Emoji passwords may be harder to hack
Passwords are some of the hardest words to remember. But what if you could log into your bank account using emoji? (Emoji -- the word is plural -- are ideograms and smiley faces you see on electronic messages.) Do you think it’ll be easier to remember your PIN?
Intelligent Environments, a British digital banking service, has taken emojis to another level with its emoji passcode system. Rather than use a traditional numerical PIN, users can create a unique emoji PIN. Unlike 10-digit number codes that only allow for about 7,200 possible combinations, emoji PINs offer more than three million unique combinations—making it harder for hackers to decode.
IE’s system is meant to appeal to millennials—the vast majority of twentysomethings routinely use emoji, according to Tech Times.

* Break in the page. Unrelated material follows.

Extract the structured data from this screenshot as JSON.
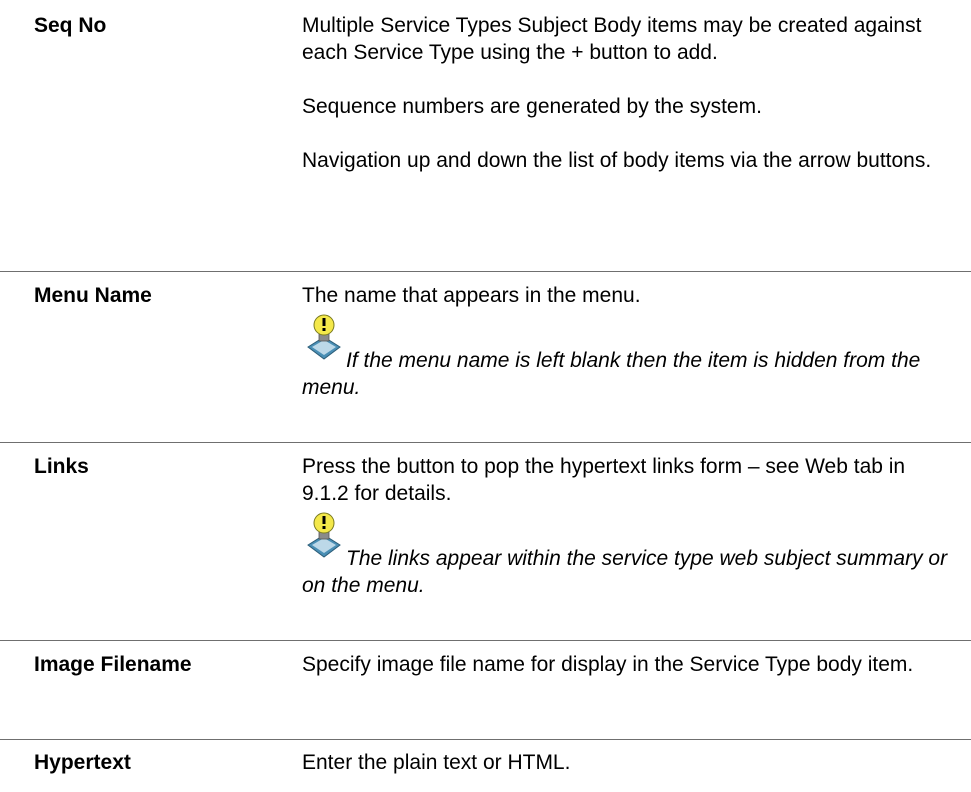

"We've had input from lots of millennials when we developed the technology," David Webber, managing director at Intelligent Environments, told the Tech Times.
"What's clear is that the younger generation is communicating in new ways. Our research shows 64 percent of millennials regularly communicate only using emojis. So we decided to reinvent the passcode for a new generation by developing the world's first emoji security technology."
Research also shows people tend to remember pictures more easily than words, symbols more easily than sequences of random numbers and letters -- in other words, passwords. "This picture-inclination can also be noticed by the way people these days use emojis when sending and responding to messages.," the Tech Times reported. "They think that a single emoji is enough to express a thought and that using emojis somehow stimulate the mind's imagination and that it encourages creativity and individuality."
Observes Alan Woodward, a cybersecurity expert: "If we persist in using passwords, which seem to be here for a while yet, we need to recognize how humans think and make these as easy to remember as possible.
"The combinations and permutations present a would-be hacker with having to run through a number of cycles that is even greater than they do for so-called dictionary attacks."
Not all experts agree.
If anything," Erik Cabetas, managing partner at Include Security told the New York Observer, emoji systems are little more than a "marketing move catered to millennials.”
Indeed the system carries its own set of flaws as Cabetas outlines:
1. “You can guard a PIN number from view when entering it into a physical ATM, but if you’re selecting emojis from a touch screen then that isn’t as easy.”
2. “With a PIN number, you can verify identity over the phone. You can’t with an emoji.”
3. “Both emoji and PIN numbers will fall into the same pattern of use—'1234'--will become 'top row of emojis left to right.'
“It does have a bit more entropy," he said, meaning lack of predictability when compared to current methods. "But I don’t think switching to an emoji based system adds that much more to the security of the system."
For instance, Cabetas noted that the best emoji security system would be insufficient to authentic a bank account.
“It’s fine for replacing a PIN number," he said, "but it’s not fine for replacing a password. ”If it’s one factor in a multi-factor authentication system, then that’s OK. If it’s the only factor in authentication, then that’s not OK.”
Emoji passwords may be fun, simple and provide added protection, but we’ll have to wait and see whether this becomes a mainstream security alternative.